Kepala Beppenas: MRT Dapat Menggerakan Roda Perekonomian
Menteri Perencanaan Pembangunan Nasional/Kepala Bappenas Bambang Brodjonegoro mengatakan kehadiran Mass Rapid Transit (MRT) bisa mengerakan roda perekonomian untuk berbagai sektor. Menurut Mantan Menteri Keuangan itu hal ini penting karena keberadaan MRT dapat mendorong pengembangan dan aktivitas ekonomi di Jakarta, seperti stasiun MRT dapat dijadikan pusat bisnis dan perbelanjaan. Hal tersbeut disampaikan Bambang saat meninjau pembangunan MRT yang berada di Stasiun 13 yang berada di kawasan Bunderan HI Jalan Sudirman, Selasa, 21 Maret 2017.

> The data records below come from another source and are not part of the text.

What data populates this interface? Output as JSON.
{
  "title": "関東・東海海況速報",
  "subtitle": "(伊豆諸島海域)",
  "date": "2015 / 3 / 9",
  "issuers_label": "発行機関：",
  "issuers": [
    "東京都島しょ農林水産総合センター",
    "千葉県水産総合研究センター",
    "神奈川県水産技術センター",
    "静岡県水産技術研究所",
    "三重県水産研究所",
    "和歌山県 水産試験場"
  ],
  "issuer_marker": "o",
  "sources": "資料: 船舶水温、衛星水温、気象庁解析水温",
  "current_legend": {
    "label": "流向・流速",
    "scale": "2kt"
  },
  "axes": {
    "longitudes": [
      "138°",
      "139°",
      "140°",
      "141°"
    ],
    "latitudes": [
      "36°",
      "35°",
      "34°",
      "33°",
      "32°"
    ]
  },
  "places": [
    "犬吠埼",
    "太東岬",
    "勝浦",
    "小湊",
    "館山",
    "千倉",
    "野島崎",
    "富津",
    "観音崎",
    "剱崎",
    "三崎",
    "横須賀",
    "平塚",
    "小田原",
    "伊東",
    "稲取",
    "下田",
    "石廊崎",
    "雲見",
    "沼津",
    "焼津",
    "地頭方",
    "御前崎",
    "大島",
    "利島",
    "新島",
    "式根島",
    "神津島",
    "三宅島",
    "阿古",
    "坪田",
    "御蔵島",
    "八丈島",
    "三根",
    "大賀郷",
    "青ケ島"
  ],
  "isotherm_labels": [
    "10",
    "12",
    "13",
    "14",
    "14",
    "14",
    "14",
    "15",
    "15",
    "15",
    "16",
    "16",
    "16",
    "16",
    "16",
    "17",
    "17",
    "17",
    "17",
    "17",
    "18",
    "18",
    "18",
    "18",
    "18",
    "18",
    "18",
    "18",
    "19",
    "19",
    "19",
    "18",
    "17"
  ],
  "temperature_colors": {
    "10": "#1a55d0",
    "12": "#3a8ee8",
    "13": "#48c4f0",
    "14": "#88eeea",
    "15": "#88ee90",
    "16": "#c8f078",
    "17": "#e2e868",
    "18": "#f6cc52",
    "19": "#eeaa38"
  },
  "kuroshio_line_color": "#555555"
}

Untuk itu, Bambang ingin mencontoh pengembangan MRT di Jakarta mirip seperti di Hong Kong, yang merupakan best practice pengelolaan MRT. Pengelolaan dan pengembangan MRT di Hong Kong bisa dibiayai oleh kegiatan MRT sendiri dengan cara menggandeng pemilik properti di seputar rel melalui konsep transit oriented development (TOD).
Setiap stasiun MRT di Hong Kong, tidak hanya mengakomodasi pusat perbelanjaan, juga dibangun properti seperti perumahan, baik perumahan kelas menengah, kelas atas, maupun low cost housing yang bisa mendatangkan pemasukan. Dari pemasukan tersebut, MRT Hong Kong membiayai kegiatan operasionalnya sendiri.
“Bahkan laporan akhir yang saya dengar, mereka mendapatkan untung dan levelnya sudah triliunan rupiah. Tapi yang paling penting, di fase I ini kita sudah mulai punya konsep TOD untuk MRT Jakarta,” tutur Bambang.
Bambang menjelaskan, pembangunan MRT fase II, Utara-Selatan, akan melanjutkan pinjaman dari pemerintah Jepang dengan skema persis seperti fase I. Sementara untuk Fase Barat-Timur, merupakan tahap pengembangan berikutnya. Saat ini pemerintah masih akan melihat berbagai opsi pendanaan dan teknologi yang terbaik.
“Jadi, kita ingin mengawinkan pendanaan dan teknologi terbaik, baik dari aspek kualitas MRT-nya, maupun juga dari segi pendanaannya,” ujarnya.